I wish there were more technical information available about the 68000 emulator. This oral history is interesting, but it's not the sort of crunchy details I was hoping for.


Yeah, same here. I don't have any intimate knowledge of it personally, but I do know it shipped on the ROM in the 601 era. Given its size, I wonder how much of it is an emulator and how much a translator between the 68k and PPC toolbox calls. The early Macs are famous for doing tricks with memory to fit everything in the extremely limited work RAM, so I'd bet there's some MMC trickery in there as well.


"Mixed Mode Magic" was a key feature of the 68k emulator. 68k code could call PowerPC routines through "universal procedure pointers", and vice versa. This included Toolbox routines as well as third-party code, and it extended to the point that 68k CDEFs (system extensions) which patched system traps could still be used on PowerPC systems.

Some further details are at: https://orangejuiceliberationfront.com/universal-procedure-p...


How much PPC toolbox actually existed on that first PowerPC mac?

My understanding is that the ROM is mostly OpenFirmware (which is forth bytecode), the nanokernel (aka the 68k emulator) and a mostly unmodified 68k toolbox.


I'd be nice to see the other side of the Smurf board.
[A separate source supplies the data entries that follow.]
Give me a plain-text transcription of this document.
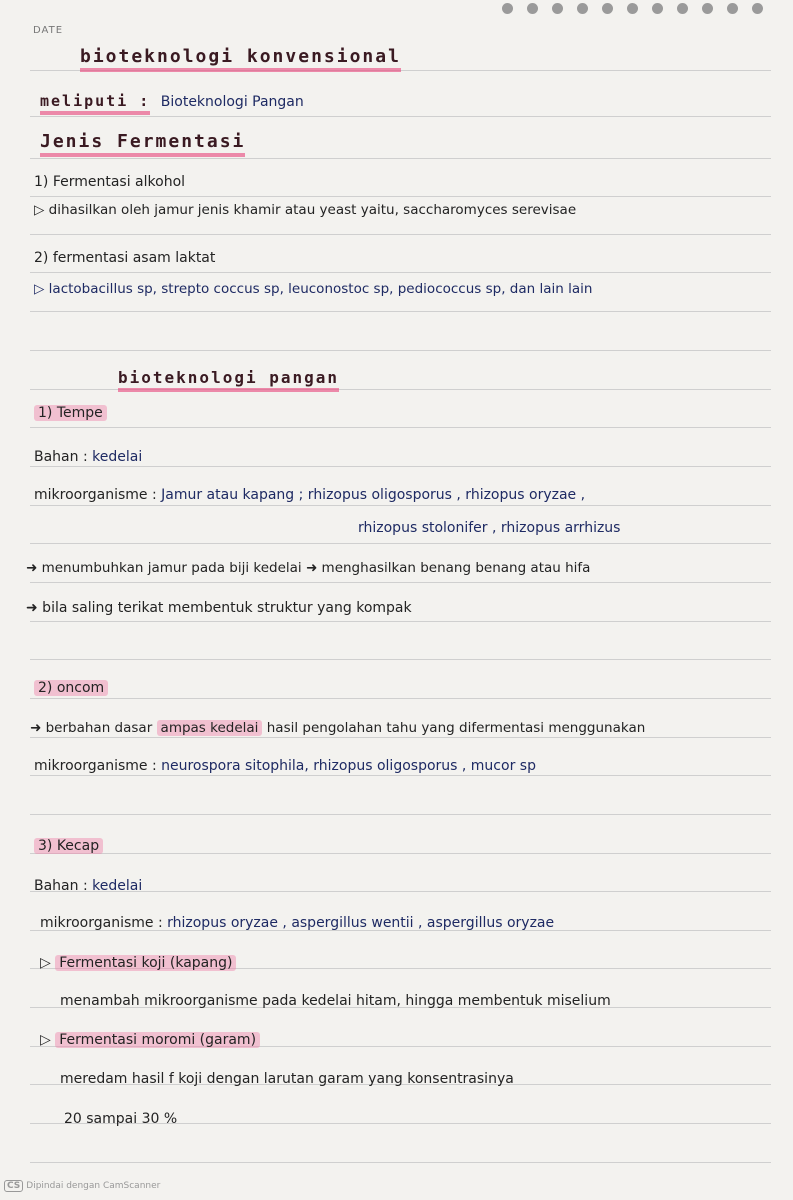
DATE
bioteknologi konvensional
meliputi : Bioteknologi Pangan
Jenis Fermentasi
1) Fermentasi alkohol
▷ dihasilkan oleh jamur jenis khamir atau yeast yaitu, saccharomyces serevisae
2) fermentasi asam laktat
▷ lactobacillus sp, strepto coccus sp, leuconostoc sp, pediococcus sp, dan lain lain
bioteknologi pangan
1) Tempe
Bahan : kedelai
mikroorganisme : Jamur atau kapang ; rhizopus oligosporus , rhizopus oryzae ,
rhizopus stolonifer , rhizopus arrhizus
➜ menumbuhkan jamur pada biji kedelai ➜ menghasilkan benang benang atau hifa
➜ bila saling terikat membentuk struktur yang kompak
2) oncom
➜ berbahan dasar ampas kedelai hasil pengolahan tahu yang difermentasi menggunakan
mikroorganisme : neurospora sitophila, rhizopus oligosporus , mucor sp
3) Kecap
Bahan : kedelai
mikroorganisme : rhizopus oryzae , aspergillus wentii , aspergillus oryzae
▷ Fermentasi koji (kapang)
menambah mikroorganisme pada kedelai hitam, hingga membentuk miselium
▷ Fermentasi moromi (garam)
meredam hasil f koji dengan larutan garam yang konsentrasinya
20 sampai 30 %
CS Dipindai dengan CamScanner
There's a dearth of passives on the top side.


There's a bunch of smt passives visible on the top side. Insufficient decouplers though so those are likely on the back.
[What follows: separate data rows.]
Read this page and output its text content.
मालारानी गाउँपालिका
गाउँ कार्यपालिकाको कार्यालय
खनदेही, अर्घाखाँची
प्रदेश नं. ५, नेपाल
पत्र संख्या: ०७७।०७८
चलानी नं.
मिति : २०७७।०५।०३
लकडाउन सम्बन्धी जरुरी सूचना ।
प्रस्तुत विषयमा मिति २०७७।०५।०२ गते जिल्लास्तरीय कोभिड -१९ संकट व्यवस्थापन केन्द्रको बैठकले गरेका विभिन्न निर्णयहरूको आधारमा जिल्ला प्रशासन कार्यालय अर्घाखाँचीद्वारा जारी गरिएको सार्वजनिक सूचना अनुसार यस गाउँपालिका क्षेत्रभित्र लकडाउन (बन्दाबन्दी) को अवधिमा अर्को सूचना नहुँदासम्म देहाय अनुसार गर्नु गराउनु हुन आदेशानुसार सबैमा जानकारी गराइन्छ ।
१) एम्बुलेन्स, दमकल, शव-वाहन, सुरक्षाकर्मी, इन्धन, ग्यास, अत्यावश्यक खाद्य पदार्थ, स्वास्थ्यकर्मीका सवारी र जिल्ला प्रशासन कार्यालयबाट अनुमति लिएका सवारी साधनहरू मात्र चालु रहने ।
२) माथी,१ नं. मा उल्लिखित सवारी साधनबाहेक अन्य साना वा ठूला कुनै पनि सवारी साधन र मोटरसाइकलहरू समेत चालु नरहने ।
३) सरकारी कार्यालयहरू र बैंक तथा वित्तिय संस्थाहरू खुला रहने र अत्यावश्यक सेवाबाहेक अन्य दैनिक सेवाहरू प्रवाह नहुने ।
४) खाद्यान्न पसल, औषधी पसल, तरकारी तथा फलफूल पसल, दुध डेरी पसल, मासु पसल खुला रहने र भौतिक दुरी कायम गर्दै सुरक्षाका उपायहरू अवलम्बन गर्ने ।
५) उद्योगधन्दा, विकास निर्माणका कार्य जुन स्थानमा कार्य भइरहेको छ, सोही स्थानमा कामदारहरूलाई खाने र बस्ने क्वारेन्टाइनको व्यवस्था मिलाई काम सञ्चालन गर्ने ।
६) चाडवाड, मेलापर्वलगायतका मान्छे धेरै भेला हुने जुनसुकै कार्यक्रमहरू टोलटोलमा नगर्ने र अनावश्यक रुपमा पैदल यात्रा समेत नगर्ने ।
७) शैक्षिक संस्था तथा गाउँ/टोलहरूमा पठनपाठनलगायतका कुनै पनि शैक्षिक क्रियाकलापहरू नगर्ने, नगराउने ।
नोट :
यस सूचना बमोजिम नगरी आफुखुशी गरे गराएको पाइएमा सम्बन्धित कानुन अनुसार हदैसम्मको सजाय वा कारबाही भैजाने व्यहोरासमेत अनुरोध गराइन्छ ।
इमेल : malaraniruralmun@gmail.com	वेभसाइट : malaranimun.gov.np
I wonder if instead translating the code of the fly by an emulator if it wouldn't be possible to translate the code ahead of time. Just make a compiler which takes machine code for architecture X and produce LLVM IR.


Static binary translation is relatively straightforward until you start doing indirect jumps (function pointers, C++ vtables, etc), then all hell breaks loose.
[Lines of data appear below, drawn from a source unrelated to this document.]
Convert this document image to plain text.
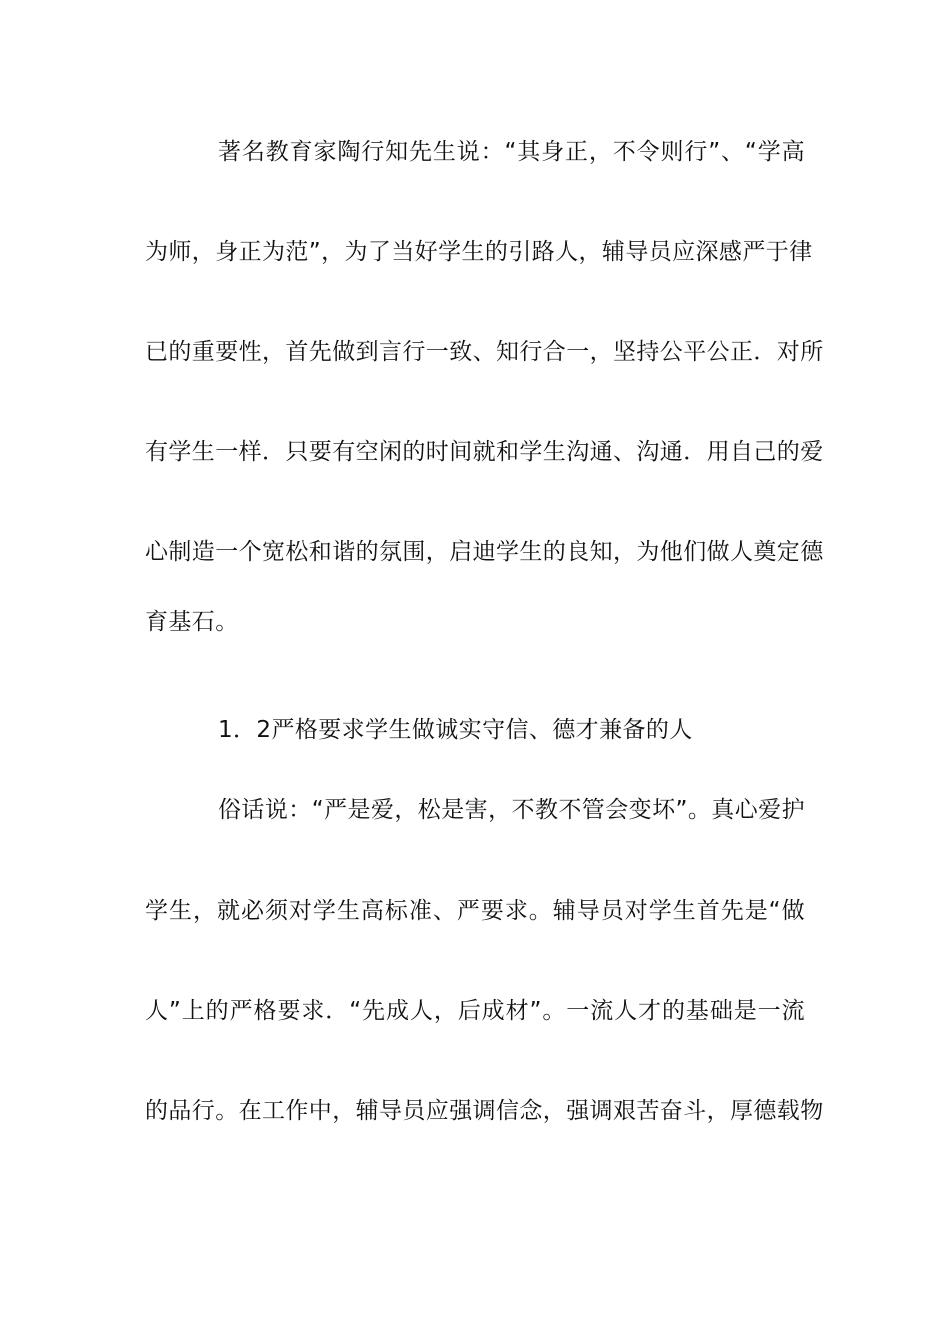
著名教育家陶行知先生说：“其身正，不令则行”、“学高
为师，身正为范”，为了当好学生的引路人，辅导员应深感严于律
已的重要性，首先做到言行一致、知行合一，坚持公平公正．对所
有学生一样．只要有空闲的时间就和学生沟通、沟通．用自己的爱
心制造一个宽松和谐的氛围，启迪学生的良知，为他们做人奠定德
育基石。
1．2严格要求学生做诚实守信、德才兼备的人
俗话说：“严是爱，松是害，不教不管会变坏”。真心爱护
学生，就必须对学生高标准、严要求。辅导员对学生首先是“做
人”上的严格要求．“先成人，后成材”。一流人才的基础是一流
的品行。在工作中，辅导员应强调信念，强调艰苦奋斗，厚德载物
At that point, the translator has to know precisely where the jump might go, and it becomes a total mess. Function pointers get encoded as data all the time, and you'd need to properly translate every address. Simple programs might not run into it, but telling users "sorry, we only support translating programs too simple for you to care about running" is not a good experience.

On the other hand, dynamic recompilation lets you easily hook indirect function calls to translate whatever new function is accessed on demand, and lets you reach really high compatibility.


> Static binary translation is relatively straightforward until you start doing indirect jumps (function pointers, C++ vtables, etc), then all hell breaks loose.

It's not even possible on x86 with only static jumps, because you can jump into the middle of an instruction and turn it into a different one.


How does Rosetta handle it? Has anyone tested jumping into the middle of an instruction on an M1 Mac?


It probably falls back to JIT, just like if you started doing self-modifying code. This isn't a common case, it's more for code golf and malware.


You handle that by creating a new basic block.


Thanks, that explained well, why it isn't done.


As I understand it, Rosetta 2 performs on-demand static translation the first time you launch an app.

"If an executable contains only Intel instructions, macOS automatically launches Rosetta and begins the translation process. When translation finishes, the system launches the translated executable in place of the original."

https://developer.apple.com/documentation/apple-silicon/abou...

Interestingly enough, you can't mix different flavors of code, for example plugins written for different architectures, the way you could in some previous emulators.